Gasper, optioned from Boston's MLB roster before the season, wasted no time against the St. Paul Saints, his former club. He drove a first-pitch cutter 405 feet over the right-field wall in the opening frame to put Worcester on top 1-0. One inning later, with the bases loaded, he punished the Saints again with a grand slam over the left-center field wall, his third homer of the season, extending the WooSox lead to 5-0 and all but blowing the game open.

Kristian Campbell kept the damage going immediately after Gasper's slam, taking the next pitch deep for a back-to-back shot to right field, pushing Worcester to a commanding 6-0 advantage. The WooSox had built an 8-1 cushion through three innings before St. Paul began chipping away, eventually tying the contest at eight on a 427-foot solo blast by Alan Roden with the Saints down to their final out in the seventh.

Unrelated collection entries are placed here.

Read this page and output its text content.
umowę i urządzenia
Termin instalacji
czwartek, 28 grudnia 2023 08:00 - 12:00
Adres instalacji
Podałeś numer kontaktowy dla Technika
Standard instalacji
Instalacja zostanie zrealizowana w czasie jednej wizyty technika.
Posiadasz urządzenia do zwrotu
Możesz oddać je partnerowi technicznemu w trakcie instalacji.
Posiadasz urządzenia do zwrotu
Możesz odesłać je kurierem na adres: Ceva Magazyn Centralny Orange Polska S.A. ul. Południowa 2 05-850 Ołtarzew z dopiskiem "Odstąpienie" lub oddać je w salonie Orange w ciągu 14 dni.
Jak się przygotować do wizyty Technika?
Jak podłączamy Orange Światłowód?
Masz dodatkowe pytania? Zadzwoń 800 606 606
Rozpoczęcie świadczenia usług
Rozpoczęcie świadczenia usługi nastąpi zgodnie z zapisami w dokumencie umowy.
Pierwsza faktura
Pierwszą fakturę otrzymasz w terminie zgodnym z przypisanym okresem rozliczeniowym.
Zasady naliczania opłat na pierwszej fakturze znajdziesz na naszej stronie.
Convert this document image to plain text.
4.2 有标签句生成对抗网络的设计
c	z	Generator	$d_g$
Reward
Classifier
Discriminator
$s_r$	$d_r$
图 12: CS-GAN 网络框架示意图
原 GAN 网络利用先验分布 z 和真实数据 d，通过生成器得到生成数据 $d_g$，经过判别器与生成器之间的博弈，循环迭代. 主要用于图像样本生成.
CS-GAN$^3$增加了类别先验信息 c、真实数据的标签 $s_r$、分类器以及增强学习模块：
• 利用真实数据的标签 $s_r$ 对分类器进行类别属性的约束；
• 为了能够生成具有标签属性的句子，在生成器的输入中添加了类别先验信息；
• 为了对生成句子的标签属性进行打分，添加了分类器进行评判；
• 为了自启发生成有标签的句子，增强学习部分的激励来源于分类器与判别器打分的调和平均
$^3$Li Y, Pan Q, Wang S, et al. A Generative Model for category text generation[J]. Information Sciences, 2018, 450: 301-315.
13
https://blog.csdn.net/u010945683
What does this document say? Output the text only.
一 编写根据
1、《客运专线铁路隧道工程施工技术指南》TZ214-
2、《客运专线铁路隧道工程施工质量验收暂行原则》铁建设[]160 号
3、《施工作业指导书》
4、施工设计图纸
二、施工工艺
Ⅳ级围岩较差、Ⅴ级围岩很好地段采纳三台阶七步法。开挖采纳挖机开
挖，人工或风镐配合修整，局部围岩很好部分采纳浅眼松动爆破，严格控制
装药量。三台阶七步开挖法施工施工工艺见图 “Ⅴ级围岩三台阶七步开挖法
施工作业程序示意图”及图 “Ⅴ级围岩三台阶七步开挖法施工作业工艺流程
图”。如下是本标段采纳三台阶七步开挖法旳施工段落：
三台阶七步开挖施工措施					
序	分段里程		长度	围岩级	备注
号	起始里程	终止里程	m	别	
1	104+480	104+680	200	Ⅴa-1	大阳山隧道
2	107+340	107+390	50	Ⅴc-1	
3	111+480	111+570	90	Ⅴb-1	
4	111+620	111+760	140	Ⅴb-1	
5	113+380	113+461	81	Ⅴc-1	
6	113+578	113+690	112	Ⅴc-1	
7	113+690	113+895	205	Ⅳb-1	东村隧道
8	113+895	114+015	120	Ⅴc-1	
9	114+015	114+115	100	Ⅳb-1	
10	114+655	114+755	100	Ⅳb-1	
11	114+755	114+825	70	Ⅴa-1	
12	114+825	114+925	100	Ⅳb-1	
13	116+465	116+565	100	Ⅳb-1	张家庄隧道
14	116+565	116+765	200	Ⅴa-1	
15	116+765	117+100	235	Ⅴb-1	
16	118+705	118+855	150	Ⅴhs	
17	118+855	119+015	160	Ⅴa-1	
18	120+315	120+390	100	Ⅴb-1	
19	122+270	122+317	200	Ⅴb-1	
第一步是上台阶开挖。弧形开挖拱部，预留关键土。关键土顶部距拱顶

Worcester's bullpen steadied, and the WooSox pushed through for two more runs in extras to seal the 11-9 victory, capping a dominant 5-0 series run at CHS Field and lifting the team to a 6-2 overall record.

The performance carried extra weight given the context. Gasper spent time with St. Paul earlier in his career, meaning his destruction of the Saints' pitching staff carried a storyline the crowd of 2,701 couldn't ignore. The MiLB highlight package capturing both home runs was picked up by MLB.com's national feed, a signal that the performance resonated well beyond Worcester's regional following.

The two-homer night also reinforced why the Red Sox organization values Gasper's versatility. Capable of lining up behind the plate or at first base, he gives Worcester's manager lineup flexibility without surrendering any production at the bottom of the order. His .855 OPS across 94 games at Worcester a season ago already marked him as one of the International League's more reliable offensive forces; the early-season power surge suggests he is picking up where he left off, making a case for a return to the big-league roster before long.